Granted, withholding would be a problem.

When was this issue settled (if it was)?

Why would here be such a law? What purpose would it serve?

No reason they couldn’t. Many American companies do pay their American employees in other currencies when stationed at overseas offices.

For tax purposes the exchange rate in effect on payday is used to convert the pay to USD. Employees stationed overseas often do not have any withholding for US taxes (though may for local taxes).

I work and live in China. I’m not paid in RMB yuan; I’m paid in USD. China has no problem with it, as long as the taxes are paid. Canada and Mexico haven’t had problems with it, either. And when our foreign coworkers are living in the USA, they’re still paid in their native currencies. As long as the IRS gets its share, the currency doesn’t matter. Currencies are convertible.

For certain classes of employees, we have currency splits, i.e., part of your pay is deposited in your native currency in your home country, and part in the national currency in your host country. But again, nothing really changes. You simply convert the currencies.

Was there ever a law passed or a court ruling in the US that companies couldn’t pay their employees in script?

What about a law to say they have to pay their employees in US dollars if the employee wishes? You’d think there’s be a law to stop employers coming into work one Friday and saying “Hey guess what? You’re all getting paid in gourdes today!
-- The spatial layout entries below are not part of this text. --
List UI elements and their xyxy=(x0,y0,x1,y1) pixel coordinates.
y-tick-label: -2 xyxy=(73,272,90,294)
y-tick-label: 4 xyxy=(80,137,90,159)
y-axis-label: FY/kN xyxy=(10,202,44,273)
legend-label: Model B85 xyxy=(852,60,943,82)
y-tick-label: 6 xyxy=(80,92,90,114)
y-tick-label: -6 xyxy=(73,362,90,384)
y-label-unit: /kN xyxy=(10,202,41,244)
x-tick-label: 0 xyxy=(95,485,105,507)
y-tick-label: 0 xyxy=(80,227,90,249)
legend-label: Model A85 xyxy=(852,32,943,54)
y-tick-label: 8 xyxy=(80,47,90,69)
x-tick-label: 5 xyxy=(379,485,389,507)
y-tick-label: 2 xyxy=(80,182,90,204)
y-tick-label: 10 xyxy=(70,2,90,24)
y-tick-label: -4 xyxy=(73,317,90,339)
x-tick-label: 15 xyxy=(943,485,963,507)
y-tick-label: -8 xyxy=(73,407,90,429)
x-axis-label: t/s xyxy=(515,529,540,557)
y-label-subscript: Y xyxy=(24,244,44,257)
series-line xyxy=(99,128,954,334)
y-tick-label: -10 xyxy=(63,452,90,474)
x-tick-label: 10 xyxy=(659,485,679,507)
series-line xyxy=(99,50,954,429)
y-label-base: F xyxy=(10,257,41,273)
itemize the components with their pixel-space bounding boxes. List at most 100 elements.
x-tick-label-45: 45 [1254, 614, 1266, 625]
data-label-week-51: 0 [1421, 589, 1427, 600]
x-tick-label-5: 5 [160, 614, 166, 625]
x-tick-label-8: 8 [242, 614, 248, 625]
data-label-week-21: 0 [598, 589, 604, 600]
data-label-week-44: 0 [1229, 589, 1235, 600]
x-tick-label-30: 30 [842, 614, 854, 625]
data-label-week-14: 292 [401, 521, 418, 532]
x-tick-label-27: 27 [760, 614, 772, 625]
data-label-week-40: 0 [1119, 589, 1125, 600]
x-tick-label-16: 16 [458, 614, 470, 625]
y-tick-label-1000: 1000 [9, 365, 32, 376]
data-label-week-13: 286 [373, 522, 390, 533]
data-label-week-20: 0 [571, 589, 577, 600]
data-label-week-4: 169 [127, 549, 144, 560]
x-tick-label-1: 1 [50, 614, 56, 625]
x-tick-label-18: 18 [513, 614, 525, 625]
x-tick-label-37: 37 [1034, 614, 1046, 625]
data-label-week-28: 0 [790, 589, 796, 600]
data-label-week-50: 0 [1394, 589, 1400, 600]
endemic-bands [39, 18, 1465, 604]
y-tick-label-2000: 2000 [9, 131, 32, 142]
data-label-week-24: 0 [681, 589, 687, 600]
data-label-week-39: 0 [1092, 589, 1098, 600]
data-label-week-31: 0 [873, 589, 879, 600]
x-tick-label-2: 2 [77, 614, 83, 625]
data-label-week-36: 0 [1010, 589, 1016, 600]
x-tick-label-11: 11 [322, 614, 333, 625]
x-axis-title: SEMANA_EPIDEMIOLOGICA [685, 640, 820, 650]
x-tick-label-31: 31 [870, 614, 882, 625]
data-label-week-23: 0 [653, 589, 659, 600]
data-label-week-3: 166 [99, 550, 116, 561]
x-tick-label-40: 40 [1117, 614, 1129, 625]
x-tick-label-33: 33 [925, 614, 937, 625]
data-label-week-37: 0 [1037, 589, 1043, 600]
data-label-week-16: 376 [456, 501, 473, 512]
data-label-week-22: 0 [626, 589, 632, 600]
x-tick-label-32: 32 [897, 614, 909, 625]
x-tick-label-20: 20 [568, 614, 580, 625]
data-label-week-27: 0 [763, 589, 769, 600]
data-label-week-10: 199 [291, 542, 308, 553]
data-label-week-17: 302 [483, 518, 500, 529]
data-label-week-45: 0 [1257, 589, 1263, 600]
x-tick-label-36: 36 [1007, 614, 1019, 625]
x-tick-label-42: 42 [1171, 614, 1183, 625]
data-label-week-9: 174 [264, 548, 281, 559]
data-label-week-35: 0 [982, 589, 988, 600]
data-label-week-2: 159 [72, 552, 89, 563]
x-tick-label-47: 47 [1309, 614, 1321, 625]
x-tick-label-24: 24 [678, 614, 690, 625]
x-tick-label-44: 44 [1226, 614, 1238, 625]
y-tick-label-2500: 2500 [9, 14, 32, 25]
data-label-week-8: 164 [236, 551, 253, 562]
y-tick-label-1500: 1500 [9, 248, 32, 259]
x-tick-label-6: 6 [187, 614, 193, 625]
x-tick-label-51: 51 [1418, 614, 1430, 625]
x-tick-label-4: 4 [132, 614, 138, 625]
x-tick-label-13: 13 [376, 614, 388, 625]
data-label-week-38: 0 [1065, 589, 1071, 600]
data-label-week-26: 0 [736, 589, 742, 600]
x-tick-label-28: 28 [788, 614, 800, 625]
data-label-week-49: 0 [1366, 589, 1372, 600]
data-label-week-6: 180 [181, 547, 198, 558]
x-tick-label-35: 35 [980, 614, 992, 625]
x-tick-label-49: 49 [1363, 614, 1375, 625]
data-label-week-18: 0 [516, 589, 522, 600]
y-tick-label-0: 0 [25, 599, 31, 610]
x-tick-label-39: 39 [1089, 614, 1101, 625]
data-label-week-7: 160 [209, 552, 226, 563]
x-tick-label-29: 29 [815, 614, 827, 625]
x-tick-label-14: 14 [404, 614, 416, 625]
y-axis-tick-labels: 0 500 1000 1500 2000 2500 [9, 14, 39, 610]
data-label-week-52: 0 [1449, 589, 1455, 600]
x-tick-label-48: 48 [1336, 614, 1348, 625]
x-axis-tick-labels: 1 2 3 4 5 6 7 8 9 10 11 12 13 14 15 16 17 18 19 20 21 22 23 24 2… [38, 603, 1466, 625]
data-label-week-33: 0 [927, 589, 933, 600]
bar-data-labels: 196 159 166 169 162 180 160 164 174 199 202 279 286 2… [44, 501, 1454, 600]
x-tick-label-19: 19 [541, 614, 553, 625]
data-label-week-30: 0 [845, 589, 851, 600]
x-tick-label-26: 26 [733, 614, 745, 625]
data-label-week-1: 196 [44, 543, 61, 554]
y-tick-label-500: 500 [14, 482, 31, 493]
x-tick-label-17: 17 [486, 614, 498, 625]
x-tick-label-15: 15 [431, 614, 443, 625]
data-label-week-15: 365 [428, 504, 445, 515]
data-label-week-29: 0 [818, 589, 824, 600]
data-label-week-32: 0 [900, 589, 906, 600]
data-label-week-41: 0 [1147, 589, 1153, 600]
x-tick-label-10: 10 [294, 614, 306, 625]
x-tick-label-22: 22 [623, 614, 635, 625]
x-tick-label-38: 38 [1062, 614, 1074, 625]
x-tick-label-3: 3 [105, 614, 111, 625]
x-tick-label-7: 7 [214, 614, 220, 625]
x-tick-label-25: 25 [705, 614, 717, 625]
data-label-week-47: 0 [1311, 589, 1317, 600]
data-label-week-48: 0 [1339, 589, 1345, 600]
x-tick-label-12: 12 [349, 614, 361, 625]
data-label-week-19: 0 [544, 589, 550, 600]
I hope you all brought bags because it’s a lot of coins!”

Once you had the job and there was a history oy payment in dollars, you could argue that you had an implied contract that work woukd be paid in USD. Future work, absent an agreement to the contrary, could be in any currency. Negotiate something you can live with or find another job.

For many years I worked for a Dutch company yet was paid in US dollars. I lived and worked in the US.

So I don’t see why the reverse wouldn’t be true for someone who worked in Europe for a US company.

Oh, man, I remember gourdes from when they were pegged to the US dollar. They’ve really inflated since then. :frowning:

It’s scrip, not script.

I wonder if minimum wage laws would come into play. In other words, I’m entitled to $7.25 US dollars per hour. I don’t have the wording of the law, but if my employer were to pay me in chickens valued at $7.25 per hour, I would argue that he must pay me $7.25, not the equivalent of…

Well, if you work for them they have a debt to pay you for your work. You are only required to accept legal tender for a debt. Is anything except USD legal tender for them to pay you in? Working under the assumption that you want to be paid in USD. If you want to be paid in euros or chickens, and they’re willing to pay you in euros or chickens, well…

Now, if they were paying you in advance, then that wouldn’t be a debt, and they could try to pay you in whatever they wanted, but if you wanted USD, chances are after they’ve attempted to pay you in chickens or euros, you’d just tell them to pound sand and you’re not working there.

Scrip by definition is “not legal tender” according to Wikipedia.

This suggests that scrip acceptance is voluntary but not illegal.

So the question is - does the recipient have a choice?